Where does kernel time's overhead come from? Fermi, Kernel time, profile

I am using CUDA SDK 3.2 on Windows 7. Suppose for each kernel, through profiling we know the execution time of this kernel is A. Then if we run this kernel N times continuously(For detailed information, please refer to the bottom), then the expected execution time is supposed to be NA. We also use a timer to measure the actual execution time of N runs. On Quadro FX4800, the expected time match the measured time well. If there is any deviation, it is smaller than 5%. However, on Fermi GTX580, this deviation is as large as 50%. For most of the kernels I’ve tested, the deviation is as large as this. The time for running this kernel N times actually is about 1.5NA instead of the supposed time NA(actual execution time is about 50% longer).

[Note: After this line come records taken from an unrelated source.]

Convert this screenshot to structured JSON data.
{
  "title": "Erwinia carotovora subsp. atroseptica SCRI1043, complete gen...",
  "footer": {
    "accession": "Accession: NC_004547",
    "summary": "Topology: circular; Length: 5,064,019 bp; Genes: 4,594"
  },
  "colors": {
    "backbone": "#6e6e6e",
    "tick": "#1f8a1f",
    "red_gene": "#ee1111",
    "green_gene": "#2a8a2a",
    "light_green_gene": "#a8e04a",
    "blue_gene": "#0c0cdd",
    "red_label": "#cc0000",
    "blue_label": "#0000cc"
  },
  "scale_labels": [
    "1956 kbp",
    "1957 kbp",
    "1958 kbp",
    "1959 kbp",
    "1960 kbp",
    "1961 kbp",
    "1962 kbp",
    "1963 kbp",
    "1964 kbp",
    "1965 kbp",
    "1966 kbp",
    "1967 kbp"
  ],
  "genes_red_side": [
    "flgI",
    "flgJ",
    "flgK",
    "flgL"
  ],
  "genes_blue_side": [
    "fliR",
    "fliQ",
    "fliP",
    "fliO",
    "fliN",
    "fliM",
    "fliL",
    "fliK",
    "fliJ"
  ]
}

Compared to old GPGPUs, Fermi is a very new architecture. From Fermi’s documents, we know that different kernels from the same context can execute concurrently. Because of this new feature, it is reasonable that there might be some deviation. But the question is that if this is the case, then actual execution time should be smaller, such as NA/1.5 instead of the larger one such as NA*1.5.

Feel pretty confusing. Anyone can help me out? Appreciate your valuable opinion.

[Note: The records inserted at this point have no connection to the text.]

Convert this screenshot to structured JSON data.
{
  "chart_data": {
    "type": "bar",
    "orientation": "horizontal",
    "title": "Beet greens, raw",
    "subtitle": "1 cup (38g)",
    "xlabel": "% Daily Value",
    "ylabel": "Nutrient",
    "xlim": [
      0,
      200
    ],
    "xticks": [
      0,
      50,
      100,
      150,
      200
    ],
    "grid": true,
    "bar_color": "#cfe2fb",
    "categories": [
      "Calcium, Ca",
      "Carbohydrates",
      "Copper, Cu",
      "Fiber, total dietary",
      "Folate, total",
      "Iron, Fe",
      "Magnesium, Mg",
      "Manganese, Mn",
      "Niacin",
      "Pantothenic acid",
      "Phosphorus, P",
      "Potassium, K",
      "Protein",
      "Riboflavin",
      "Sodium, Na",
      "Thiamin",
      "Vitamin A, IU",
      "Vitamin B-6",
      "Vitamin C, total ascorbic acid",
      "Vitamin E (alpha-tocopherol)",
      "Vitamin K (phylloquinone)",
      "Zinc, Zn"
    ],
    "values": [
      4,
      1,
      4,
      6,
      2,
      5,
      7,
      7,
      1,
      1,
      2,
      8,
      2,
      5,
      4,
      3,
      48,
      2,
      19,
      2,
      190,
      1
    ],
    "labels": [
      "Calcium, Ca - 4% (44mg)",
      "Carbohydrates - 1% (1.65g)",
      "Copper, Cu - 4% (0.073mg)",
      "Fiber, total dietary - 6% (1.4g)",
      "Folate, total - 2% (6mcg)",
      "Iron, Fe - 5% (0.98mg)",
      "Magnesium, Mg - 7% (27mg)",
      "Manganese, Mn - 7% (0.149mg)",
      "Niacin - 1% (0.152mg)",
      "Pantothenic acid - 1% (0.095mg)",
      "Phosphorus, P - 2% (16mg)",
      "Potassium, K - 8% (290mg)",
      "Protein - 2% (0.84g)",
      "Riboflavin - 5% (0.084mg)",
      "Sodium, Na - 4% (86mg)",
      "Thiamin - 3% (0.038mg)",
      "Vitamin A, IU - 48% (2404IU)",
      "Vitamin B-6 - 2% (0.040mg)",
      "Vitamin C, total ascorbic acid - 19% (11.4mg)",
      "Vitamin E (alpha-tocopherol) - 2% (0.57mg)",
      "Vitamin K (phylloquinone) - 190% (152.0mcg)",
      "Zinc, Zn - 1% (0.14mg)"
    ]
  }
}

##############################################################
–For a single run, it is as follows:
clEnqueueNDRangeKernel();
clFinish();

–For N times run, it is as follows:
StartTimming
for(int i=0; i<N; i++)
{clEnqueueNDRangeKernel();}
clFinish();
StopTimming
##############################################################

What happens if you move the clFinish() into the for loop. Also be interesting to see the individual timings of each iteration.

Hi,

I did some tests according to your question under Linux OS. Through profiling, the execution time of this kernel is 0.56ms. Test results are as follows:

Number of runs: 20 200 2000 20000

Include clFinish inside the for loop: 39.167 158 1315 13085

Not Included : 31.962 134 1156 11385

Hi!

Isn’t it only the numbers under the 20 column that are way off? The others seem ok to me?

What if you run two different kernels, i.e.

for(int i=0; i<N; i++)

{

clEnqueueNDRangeKernel(KernelA);

clFinish();

clEnqueueNDRangeKernel(KernelB);

clFinish();

}

Do you get N*(A+B), where A and B are the single execution times of kernels A and B respectively?